1. Use random epsilon and replay buffer to initialize Q(s,a) on online network and Q'(s, a) on target network.
2. Use epsilon to choose a random action a, otherwise a = argmax_a Q(s, a)
3. Play one step on online network with action a and check the reward r and the next state s'.
4. Store transition data (s, a, r, s') to replay buffer.
5. Sample one random batch from replay buffer.
6. For each transition calculation y, if episode end at this step, then y = r, otherwise y = r + GAMMA * max_a' Q'(s', a').
7. Calculate loss: L = ( Q(s, a) - y )^2 , Q(s, a) is the online network and y is the target network.
8. With the smallest loss L, use the Stochastic Gradient Descent Algorithm to update Q(s, a).
9. For every N steps, update weighting from Q to Q'.
10. Repeat step 2 until convergence.

In [1]:
from lib import wrappers
from lib import dqn_model

In [2]:
import argparse
import time
import numpy as np
import collections

import torch
import torch.nn as nn
import torch.optim as optim

from tensorboardX import SummaryWriter

In [3]:
DEFAULT_ENV_NAME = "PongNoFrameskip-v4"
MEAN_REWARD_BOUND = 19.5

#discount factor
GAMMA = 0.99
#batch size to get from replay buffer
BATCH_SIZE = 32
#largest replay buffer size
REPLAY_SIZE = 10000
#Wait the frames number below before start
REPLAY_START_SIZE = 10000
#Adam learning rate
LEARNING_RATE = 1e-4
#How long we sync the online model to the target model
SYNC_TARGET_FRAMES = 1000

In [4]:
#epsilon start at 1, and after 100000 frames, epsilon will decreased to 0.02, it means action has 2% randomness
EPSILON_DECAY_LAST_FRAME = 10**5
EPSILON_START = 1.0
EPSILON_FINAL = 0.02

In [5]:
#we define experience buffer at below, we will append the result to buffer after each step, and only record
#certain number of steps, here we use 10000 steps, also we will random sample a batch to make it independent from previous
#steps
Experience = collections.namedtuple('Experience', field_names=['state', 'action', 'reward', 'done', 'new_state'])

class ExperienceBuffer:
    def __init__(self, capacity):
        self.buffer = collections.deque(maxlen=capacity)
        
    def __len__(self):
        return len(self.buffer)
    
    def append(self, experience):
        self.buffer.append(experience)
    
    #we repack it in numpy array for calculation convenience
    def sample(self, batch_size):
        indices = np.random.choice(len(self.buffer), batch_size, replace=False)
        states, actions, rewards, dones, next_states = zip(*[self.buffer[idx] for idx in indices])
        return np.array(states), np.array(actions), np.array(rewards, dtype=np.float32), \
               np.array(dones, dtype=np.uint8), np.array(next_states)
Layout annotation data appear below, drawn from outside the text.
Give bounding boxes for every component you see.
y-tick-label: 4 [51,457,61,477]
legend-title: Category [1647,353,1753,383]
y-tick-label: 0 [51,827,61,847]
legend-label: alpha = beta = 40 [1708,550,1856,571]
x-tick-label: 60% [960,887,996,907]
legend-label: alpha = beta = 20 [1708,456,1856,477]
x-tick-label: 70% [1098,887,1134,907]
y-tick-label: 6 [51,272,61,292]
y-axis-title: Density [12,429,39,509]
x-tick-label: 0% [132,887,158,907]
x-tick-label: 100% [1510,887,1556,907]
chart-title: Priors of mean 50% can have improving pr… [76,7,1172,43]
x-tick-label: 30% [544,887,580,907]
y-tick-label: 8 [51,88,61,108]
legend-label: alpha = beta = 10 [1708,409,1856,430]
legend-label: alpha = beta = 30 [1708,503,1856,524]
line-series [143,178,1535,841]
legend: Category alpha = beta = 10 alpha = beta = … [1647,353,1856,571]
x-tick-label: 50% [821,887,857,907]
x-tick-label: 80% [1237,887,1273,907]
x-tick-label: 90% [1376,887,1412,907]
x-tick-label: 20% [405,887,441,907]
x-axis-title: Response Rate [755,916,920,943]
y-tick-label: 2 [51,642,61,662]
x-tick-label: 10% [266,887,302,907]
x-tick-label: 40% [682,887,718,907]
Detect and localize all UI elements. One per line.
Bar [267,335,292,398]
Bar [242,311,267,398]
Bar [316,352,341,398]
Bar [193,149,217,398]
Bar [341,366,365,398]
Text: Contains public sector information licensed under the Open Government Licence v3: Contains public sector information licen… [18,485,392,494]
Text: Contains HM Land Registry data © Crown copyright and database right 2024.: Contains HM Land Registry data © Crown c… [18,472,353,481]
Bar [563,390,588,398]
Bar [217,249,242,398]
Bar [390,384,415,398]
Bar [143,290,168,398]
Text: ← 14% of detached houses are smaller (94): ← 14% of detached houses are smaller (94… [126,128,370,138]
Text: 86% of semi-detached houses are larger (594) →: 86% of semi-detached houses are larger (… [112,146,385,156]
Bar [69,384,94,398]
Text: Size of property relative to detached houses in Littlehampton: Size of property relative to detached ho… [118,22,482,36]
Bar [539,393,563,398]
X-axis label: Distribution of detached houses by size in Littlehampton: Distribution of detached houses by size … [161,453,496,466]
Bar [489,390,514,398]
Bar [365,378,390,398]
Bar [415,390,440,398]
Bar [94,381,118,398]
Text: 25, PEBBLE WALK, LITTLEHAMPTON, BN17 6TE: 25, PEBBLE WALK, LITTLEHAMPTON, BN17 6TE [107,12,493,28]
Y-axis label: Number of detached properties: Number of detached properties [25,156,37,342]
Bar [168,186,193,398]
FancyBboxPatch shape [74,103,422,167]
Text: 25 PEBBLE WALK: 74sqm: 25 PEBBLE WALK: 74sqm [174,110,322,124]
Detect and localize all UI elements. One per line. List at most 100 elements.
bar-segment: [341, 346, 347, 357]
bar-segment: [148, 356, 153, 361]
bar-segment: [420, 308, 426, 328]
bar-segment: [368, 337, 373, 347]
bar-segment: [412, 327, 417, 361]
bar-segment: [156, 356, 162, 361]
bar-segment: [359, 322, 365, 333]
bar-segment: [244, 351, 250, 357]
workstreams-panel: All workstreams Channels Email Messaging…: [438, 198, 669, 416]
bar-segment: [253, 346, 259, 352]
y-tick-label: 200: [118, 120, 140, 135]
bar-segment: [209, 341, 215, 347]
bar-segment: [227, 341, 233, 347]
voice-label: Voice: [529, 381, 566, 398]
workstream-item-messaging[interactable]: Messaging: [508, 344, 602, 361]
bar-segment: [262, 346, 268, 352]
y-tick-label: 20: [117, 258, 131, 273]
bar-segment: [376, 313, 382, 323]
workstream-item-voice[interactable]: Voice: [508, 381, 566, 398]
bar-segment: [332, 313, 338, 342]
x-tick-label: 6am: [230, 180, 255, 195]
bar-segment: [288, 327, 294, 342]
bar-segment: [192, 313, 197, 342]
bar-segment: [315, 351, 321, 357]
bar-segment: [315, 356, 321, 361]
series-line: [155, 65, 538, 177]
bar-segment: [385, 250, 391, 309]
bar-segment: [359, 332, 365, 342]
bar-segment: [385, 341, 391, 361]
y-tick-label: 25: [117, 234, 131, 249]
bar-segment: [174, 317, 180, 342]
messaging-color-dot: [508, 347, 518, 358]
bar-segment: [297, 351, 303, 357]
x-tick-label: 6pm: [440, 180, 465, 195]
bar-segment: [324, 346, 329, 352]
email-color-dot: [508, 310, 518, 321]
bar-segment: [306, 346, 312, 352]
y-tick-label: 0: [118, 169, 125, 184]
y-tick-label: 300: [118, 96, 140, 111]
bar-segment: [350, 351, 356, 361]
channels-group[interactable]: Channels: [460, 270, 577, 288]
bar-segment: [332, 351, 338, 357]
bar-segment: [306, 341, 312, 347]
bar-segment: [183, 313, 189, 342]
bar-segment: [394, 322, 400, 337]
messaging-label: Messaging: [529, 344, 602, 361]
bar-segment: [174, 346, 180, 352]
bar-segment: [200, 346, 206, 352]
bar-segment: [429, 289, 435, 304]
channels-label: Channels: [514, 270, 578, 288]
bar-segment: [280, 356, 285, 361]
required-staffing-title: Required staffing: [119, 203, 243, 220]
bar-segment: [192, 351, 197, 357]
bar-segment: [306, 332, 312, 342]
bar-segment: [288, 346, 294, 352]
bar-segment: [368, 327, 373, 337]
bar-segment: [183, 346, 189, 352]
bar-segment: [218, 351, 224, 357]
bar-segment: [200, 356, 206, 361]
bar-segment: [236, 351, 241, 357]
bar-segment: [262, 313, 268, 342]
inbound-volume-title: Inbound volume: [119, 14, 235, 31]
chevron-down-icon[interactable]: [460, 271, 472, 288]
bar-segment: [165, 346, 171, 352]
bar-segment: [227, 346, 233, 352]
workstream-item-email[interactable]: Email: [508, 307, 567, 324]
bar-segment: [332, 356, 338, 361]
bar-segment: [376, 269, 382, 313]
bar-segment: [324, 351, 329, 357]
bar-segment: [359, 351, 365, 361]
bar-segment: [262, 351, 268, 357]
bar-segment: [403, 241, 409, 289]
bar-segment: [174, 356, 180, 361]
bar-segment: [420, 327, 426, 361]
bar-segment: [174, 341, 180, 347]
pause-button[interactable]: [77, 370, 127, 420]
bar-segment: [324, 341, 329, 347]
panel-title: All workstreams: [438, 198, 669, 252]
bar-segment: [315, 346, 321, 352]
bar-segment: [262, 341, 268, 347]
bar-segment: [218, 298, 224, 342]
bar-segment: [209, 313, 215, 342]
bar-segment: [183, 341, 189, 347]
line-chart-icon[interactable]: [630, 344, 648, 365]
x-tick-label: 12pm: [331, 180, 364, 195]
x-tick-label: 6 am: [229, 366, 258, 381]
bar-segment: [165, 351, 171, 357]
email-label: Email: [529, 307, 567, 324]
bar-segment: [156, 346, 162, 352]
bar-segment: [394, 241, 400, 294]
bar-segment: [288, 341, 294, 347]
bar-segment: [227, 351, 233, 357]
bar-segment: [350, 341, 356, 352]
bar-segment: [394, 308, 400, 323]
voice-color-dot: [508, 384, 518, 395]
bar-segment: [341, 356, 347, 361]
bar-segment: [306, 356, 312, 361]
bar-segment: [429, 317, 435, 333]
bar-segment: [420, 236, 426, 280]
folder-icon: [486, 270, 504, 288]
#Agent interact with environment and store result in replay buffer
class Agent:
    def __init__(self, env, exp_buffer):
        self.env = env
        self.exp_buffer = exp_buffer
        self._reset()
        
    def _reset(self):
        self.state = env.reset()
        self.total_reward = 0.0
    
    #Agent will act one step in environment and store in buffer, it first choose the action by epsilon with either random
    #or best action with maximum q value
    def play_step(self, net, epsilon=0.0, device="cpu"):
        done_reward = None
        
        if np.random.random() < epsilon:
            action = env.action_space.sample()
        else:
            state_a = np.array([self.state], copy=False)
            state_v = torch.tensor(state_a).to(device)
            q_vals_v = net(state_v)
            _, act_v = torch.max(q_vals_v, dim=1)
            action = int(act_v.item())
            
        # do step in the environment
        new_state, reward, is_done, _ = self.env.step(action)
        self.total_reward += reward
        new_state = new_state
        
        exp = Experience(self.state, action, reward, is_done, new_state)
        self.exp_buffer.append(exp)
        self.state = new_state
        if is_done:
            done_reward = self.total_reward
            self._reset()
        return done_reward
    
#we use parallel processing to calculate batch loss with GPU, it will faster than normal version at least 2 times
#for the non-ending step, loss: L = (Q(s,a)- (r + GAMMA * max_action Q(s',a')))^2
#for ending step, L = (Q(s,a) - r)^2

#we send the batch as array to the function, it is sample() from the experience buffer, the online and target network
#also included, we use detach to prevent gradient go to target network
def calc_loss(batch, net, tgt_net, device="cpu"):
    states, actions, rewards, dones, next_states = batch
    #we pack batch data as numpy array, if parameters need CUDA device, we add to GPU.
    states_v = torch.tensor(states).to(device)
    next_states_v = torch.tensor(next_states).to(device)
    actions_v = torch.tensor(actions, dtype=np.long).to(device)
    rewards_v = torch.tensor(rewards).to(device)
    done_mask = torch.BoolTensor(dones).to(device)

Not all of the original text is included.